Ray Lewis Enters Hall of Fame Sheltered by NFL
Sports Illustrated looks how league continues to cover over Ravens star's past.
On a day Baltimore Ravens legend Ray Lewis received his sport’s highest honor, induction into the NFL Hall of Fame, Sports Illustrated tackled the linebacker’s less savory legacy.
And magazine writer Robert Klemko had some harsh words for both the league and the media members who voted him in for not pushing for answers on Lewis’s past obstruction of justice charges in the murders of Jacinth Baker and Richard Lollar in Atlanta before the 2000 Super Bowl.
Klemko has personal experience: As a writer for USA Today, he had attempted to speak to Ray Lewis in the Ravens locker room in 2013 for a story about Baker and Lollar’s families still seeking justice.

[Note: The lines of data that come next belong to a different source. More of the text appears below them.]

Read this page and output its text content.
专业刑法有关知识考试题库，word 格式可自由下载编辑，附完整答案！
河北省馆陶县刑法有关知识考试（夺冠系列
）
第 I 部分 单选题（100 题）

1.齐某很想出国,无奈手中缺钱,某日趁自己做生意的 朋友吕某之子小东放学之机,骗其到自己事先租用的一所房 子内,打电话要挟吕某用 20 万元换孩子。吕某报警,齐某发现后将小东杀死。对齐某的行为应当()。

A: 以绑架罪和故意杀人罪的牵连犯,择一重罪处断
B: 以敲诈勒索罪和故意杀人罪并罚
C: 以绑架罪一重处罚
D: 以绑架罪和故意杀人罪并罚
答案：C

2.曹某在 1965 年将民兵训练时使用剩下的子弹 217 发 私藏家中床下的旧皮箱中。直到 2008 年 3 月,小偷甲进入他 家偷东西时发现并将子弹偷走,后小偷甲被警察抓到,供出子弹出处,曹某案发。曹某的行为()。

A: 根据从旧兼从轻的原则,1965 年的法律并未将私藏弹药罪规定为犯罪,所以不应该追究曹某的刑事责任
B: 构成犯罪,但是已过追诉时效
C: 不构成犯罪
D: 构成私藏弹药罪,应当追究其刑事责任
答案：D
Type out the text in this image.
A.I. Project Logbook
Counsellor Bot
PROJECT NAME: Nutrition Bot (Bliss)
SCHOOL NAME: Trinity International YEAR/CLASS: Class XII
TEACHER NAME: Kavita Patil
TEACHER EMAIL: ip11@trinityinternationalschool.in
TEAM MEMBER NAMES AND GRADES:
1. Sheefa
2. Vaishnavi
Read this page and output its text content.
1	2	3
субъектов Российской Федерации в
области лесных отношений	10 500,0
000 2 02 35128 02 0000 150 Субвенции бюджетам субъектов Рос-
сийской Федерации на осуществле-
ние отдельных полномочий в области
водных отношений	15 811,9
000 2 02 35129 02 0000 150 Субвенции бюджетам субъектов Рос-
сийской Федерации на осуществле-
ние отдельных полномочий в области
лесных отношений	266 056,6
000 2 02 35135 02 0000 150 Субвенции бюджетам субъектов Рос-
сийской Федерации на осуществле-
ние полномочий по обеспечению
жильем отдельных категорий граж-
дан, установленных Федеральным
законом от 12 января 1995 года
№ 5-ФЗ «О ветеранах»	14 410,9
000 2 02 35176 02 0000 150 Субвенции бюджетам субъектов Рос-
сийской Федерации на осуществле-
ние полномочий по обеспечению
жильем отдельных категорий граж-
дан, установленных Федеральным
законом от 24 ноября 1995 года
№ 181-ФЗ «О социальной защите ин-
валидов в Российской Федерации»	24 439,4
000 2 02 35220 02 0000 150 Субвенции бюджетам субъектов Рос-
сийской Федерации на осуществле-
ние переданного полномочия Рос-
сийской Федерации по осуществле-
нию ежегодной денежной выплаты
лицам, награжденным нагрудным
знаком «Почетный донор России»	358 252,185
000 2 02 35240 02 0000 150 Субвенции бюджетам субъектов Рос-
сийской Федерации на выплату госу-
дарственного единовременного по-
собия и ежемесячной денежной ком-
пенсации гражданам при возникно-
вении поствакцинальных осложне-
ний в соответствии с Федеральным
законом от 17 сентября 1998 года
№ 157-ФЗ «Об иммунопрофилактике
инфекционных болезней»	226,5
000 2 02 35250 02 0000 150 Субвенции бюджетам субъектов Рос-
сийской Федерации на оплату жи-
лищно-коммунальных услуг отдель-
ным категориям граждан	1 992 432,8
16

But the public relations department lashed out at him and the players froze him out of future interviews in retribution.
Incredulously, Lewis even attempted to play the victim the following week in the locker room, according to Klemko. “Whatever you’re saying, I forgive you,” the defensive stalwart reportedly told him. “You were No. 1 in my prayers last night. You don’t have to apologize.”
Klemko clearly doesn’t feel the need to apologize.
“For 13 years, Ray Lewis had hidden from his history,” Klemko wrote Saturday. “He hid behind his talent. He hid behind his religion. Most effectively, he hid behind his team’s PR staff. His case isn’t rare. The league insulates players in protective bubbles, and in doing so creates its own warped sense of morality that reporters are expected to adhere to.”